The authorities (if we may sum up a great many kinds of people under that one name) decided to give no more publicity than was absolutely necessary to this case, especially as it was at a time when public excitement might be dangerous. So they were buried together without overmuch inquiry, in a common felon's grave.
‘We regret to announce the deplorable accident that has happened to young Lord Vandrake. He was known to be fond of boating, and he appears to have had a fatal boating accident off Buenos Ayres. The boatman appears to have been saved, but he himself was simply washed ashore. Little is known from the evidence of the boatman, as he was very nearly drowned himself, and of course was unable to give a succinct account. The corpse was interred solemnly at Buenos Ayres, the funds being telegraphically supplied by Sir Joseph Randor, a near relative of the deceased.’

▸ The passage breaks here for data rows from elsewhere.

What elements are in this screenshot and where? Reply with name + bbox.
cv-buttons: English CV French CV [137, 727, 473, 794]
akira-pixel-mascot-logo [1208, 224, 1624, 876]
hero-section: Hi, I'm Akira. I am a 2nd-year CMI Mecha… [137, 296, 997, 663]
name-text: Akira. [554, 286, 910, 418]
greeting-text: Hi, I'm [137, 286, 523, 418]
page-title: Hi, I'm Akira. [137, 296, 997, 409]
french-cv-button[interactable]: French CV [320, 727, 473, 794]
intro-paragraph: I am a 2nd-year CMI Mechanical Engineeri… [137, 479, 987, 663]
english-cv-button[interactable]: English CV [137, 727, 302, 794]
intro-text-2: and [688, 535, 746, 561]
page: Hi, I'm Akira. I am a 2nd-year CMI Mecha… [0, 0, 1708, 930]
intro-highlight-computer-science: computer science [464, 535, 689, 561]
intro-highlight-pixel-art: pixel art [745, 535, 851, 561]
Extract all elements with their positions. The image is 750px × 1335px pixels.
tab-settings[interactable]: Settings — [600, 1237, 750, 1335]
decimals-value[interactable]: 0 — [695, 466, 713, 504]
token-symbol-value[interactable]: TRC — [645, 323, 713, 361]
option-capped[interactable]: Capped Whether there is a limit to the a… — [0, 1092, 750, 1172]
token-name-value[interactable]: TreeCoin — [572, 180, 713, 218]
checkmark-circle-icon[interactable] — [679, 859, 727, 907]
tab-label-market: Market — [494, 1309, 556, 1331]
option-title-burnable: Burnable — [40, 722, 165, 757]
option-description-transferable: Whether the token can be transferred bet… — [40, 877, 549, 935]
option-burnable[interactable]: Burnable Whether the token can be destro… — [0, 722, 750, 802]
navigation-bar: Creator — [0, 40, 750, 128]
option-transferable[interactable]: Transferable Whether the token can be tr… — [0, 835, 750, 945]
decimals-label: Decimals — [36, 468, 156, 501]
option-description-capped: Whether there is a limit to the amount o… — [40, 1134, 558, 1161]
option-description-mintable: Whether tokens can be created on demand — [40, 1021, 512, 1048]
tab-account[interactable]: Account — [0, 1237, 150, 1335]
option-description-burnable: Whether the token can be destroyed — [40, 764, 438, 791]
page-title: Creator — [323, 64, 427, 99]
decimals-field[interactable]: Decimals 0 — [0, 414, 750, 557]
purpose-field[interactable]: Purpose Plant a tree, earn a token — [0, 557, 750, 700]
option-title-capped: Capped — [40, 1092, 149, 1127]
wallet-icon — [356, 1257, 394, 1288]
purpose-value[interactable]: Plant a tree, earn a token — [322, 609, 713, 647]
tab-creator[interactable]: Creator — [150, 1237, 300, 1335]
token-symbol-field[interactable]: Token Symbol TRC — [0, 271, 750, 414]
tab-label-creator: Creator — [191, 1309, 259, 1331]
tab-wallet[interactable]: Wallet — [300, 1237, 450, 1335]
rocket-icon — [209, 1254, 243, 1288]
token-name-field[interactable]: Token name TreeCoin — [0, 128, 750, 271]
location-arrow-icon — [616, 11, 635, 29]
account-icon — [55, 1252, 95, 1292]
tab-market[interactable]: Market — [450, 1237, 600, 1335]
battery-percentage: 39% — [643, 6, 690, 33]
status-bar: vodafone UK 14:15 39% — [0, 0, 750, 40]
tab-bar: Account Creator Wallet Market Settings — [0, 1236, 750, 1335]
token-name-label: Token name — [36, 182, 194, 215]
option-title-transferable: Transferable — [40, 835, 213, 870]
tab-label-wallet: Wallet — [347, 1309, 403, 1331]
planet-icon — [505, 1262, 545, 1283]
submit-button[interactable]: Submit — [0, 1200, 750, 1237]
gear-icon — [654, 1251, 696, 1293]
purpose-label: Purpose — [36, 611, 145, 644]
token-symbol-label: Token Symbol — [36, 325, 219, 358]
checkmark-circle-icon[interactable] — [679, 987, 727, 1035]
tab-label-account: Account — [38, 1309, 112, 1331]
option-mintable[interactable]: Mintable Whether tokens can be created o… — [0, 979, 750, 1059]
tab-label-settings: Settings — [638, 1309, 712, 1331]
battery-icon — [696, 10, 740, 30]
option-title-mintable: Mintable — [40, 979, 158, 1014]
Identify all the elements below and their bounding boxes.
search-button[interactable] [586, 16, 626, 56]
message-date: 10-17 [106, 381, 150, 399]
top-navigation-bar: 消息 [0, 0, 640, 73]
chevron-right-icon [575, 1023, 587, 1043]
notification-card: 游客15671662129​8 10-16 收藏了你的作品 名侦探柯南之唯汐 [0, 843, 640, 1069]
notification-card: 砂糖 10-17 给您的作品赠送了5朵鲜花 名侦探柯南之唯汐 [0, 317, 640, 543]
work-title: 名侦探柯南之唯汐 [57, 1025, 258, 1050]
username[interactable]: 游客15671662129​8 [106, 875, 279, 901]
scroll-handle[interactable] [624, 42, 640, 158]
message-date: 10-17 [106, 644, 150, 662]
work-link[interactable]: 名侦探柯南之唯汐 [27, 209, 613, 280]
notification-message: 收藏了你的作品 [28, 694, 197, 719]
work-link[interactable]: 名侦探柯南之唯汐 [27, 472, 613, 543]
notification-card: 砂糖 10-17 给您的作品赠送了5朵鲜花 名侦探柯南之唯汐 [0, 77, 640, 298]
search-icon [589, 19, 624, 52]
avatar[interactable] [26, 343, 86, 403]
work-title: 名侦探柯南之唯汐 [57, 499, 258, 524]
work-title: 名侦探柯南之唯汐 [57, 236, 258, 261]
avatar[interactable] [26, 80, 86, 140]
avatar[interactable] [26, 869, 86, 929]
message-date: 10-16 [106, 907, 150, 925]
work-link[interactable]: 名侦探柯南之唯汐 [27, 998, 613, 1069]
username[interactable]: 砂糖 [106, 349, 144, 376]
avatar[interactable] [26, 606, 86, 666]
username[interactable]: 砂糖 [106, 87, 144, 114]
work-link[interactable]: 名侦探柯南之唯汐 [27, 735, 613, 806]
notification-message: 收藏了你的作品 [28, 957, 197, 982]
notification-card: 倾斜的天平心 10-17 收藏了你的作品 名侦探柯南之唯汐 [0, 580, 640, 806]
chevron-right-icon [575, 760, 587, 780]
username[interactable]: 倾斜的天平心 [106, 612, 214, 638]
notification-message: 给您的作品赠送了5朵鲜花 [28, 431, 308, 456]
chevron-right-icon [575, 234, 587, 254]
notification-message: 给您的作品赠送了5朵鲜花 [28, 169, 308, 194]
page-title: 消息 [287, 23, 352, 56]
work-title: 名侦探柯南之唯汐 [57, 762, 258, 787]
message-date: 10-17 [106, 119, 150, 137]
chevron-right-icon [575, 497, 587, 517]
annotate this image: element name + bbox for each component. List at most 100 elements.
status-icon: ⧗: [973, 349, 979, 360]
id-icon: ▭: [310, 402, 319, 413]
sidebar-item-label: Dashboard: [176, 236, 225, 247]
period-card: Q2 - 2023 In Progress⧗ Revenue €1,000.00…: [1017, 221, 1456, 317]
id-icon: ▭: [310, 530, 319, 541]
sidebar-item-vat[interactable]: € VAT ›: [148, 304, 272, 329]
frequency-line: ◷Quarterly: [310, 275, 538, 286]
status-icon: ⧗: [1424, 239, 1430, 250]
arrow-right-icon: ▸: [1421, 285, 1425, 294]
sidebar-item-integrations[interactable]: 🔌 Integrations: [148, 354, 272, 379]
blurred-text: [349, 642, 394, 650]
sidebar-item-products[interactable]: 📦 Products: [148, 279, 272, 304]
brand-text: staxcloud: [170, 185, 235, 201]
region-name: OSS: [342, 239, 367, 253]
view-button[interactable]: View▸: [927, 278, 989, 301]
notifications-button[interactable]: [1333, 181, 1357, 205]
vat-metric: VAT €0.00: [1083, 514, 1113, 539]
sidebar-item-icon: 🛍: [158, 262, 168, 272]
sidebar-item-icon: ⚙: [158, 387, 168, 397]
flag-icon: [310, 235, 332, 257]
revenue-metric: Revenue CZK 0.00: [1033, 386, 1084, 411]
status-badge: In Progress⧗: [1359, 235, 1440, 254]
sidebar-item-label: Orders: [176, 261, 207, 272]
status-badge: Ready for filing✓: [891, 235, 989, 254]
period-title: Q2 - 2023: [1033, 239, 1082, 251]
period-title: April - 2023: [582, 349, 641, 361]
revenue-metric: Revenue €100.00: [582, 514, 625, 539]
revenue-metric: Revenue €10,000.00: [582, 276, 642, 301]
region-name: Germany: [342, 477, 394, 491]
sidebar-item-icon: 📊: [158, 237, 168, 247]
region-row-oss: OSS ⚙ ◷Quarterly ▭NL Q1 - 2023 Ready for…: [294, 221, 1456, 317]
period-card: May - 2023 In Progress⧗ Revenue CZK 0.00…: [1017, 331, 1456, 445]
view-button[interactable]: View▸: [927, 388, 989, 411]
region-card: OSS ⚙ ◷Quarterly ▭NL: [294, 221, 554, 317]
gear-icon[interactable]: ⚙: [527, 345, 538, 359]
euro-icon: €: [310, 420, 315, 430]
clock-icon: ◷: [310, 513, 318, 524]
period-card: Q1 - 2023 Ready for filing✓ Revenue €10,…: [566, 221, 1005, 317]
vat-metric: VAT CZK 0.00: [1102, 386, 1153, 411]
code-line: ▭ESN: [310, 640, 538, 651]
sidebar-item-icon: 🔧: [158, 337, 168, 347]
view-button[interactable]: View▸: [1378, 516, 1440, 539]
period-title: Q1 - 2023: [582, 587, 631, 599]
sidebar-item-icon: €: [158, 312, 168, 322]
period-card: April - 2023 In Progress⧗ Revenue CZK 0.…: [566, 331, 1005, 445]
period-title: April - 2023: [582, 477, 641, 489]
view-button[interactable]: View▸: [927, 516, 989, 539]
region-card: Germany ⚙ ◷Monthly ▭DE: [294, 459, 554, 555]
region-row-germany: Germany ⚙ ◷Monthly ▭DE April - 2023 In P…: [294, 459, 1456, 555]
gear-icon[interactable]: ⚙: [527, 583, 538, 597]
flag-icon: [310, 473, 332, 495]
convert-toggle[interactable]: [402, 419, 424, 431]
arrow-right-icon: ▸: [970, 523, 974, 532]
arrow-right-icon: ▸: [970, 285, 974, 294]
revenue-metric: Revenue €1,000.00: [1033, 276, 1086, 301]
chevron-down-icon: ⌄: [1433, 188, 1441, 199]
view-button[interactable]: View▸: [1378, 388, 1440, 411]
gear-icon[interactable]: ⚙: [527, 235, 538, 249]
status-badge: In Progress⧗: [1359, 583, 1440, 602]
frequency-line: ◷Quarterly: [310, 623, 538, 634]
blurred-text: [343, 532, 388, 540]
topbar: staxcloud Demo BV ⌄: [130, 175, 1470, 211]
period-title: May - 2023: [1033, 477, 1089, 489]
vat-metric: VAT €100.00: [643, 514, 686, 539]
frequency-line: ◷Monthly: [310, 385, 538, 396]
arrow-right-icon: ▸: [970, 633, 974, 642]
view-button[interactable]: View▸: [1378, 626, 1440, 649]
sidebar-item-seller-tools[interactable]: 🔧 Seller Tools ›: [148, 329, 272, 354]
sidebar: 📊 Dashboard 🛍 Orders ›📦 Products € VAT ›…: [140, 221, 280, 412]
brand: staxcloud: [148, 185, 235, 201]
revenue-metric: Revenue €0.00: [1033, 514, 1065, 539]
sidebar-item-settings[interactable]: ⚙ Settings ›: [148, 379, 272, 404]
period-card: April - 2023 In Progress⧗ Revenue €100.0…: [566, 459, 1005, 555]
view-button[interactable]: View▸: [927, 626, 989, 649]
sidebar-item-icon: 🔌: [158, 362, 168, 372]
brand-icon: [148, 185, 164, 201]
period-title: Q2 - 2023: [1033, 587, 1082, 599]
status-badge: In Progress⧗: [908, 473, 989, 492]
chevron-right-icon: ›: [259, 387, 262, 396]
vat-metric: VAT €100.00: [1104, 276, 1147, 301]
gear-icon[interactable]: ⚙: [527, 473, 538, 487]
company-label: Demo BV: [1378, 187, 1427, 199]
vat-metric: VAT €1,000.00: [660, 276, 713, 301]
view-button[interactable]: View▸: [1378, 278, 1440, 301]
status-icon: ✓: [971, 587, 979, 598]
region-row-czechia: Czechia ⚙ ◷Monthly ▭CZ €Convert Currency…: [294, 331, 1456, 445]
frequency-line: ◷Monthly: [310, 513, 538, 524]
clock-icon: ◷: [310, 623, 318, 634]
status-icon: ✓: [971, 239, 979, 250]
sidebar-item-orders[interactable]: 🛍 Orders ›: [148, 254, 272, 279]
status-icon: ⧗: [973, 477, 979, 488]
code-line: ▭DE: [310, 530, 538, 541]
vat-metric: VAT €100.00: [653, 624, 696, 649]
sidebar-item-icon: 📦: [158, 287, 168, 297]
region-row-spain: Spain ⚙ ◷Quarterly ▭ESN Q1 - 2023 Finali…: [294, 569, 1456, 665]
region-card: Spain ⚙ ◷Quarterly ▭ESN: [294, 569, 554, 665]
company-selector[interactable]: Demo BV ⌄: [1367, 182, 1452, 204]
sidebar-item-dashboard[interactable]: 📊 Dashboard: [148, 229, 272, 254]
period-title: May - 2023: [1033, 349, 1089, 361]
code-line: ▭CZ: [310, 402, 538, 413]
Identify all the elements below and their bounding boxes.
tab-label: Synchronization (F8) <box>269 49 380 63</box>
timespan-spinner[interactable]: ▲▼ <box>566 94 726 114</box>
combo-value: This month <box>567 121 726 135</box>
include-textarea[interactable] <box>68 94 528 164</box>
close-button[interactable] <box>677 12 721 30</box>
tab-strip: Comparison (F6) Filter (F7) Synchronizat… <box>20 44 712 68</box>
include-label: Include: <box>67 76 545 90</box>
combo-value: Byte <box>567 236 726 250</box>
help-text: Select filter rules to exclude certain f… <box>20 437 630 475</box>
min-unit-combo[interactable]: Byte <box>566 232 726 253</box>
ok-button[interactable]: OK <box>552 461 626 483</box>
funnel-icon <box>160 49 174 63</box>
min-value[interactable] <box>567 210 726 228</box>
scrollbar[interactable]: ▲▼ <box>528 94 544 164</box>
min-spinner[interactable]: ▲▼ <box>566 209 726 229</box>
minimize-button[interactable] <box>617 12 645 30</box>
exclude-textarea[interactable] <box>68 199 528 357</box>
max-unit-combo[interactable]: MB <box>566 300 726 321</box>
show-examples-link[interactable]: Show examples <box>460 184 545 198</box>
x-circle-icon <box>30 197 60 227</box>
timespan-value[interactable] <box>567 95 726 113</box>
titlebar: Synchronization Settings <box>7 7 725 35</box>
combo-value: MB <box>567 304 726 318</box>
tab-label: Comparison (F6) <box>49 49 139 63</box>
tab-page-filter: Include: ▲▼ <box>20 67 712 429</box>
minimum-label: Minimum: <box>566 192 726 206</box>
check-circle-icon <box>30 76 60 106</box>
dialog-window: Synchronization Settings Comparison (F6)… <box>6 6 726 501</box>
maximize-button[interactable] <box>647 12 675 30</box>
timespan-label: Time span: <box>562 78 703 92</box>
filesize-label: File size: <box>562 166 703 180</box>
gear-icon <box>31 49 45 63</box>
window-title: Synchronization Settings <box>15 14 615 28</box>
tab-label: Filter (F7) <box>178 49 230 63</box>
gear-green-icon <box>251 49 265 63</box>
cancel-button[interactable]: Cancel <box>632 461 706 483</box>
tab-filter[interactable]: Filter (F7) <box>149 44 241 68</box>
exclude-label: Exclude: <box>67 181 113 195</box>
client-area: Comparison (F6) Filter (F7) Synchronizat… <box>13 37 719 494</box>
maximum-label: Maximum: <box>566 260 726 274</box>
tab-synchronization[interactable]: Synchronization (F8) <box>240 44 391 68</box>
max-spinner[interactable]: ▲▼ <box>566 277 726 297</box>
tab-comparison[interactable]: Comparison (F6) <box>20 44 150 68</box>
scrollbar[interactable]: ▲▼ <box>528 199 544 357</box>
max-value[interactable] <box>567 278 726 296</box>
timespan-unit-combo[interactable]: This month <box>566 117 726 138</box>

‘Oh,’ said Lady Esilinda reading this. Then taking a letter, opening it and reading it, she answered it thus,
‘Dear Lady Gage, it was so kind of you to ask Viola to your party. I quite agree with what you say. After all she has gone through, I don't like to mention the subject of Vivian but I must. She certainly required some distraction. But when I say I agree with you, I am only sorry to say, it is too late to agree with you. As now it is no longer a question of distraction as a cure, but an utter nervous collapse; I have had to send her to the seaside in the care of a hospital nurse, where, as soon as I have arranged things here, I shall join her, and take her abroad, probably to Davos, or some such place. I am sorry to say the case is so bad we shall not be back for some time.
Do break this as mildly as possible to people you meet.
It is not generally known that Madam Euphrasie, the proprietoress of a well known fashionable millinery establishment, bears or bore, in private life, the simple appellation of Anne Smith, and was formally in the service of Lady Esilinda Vargas.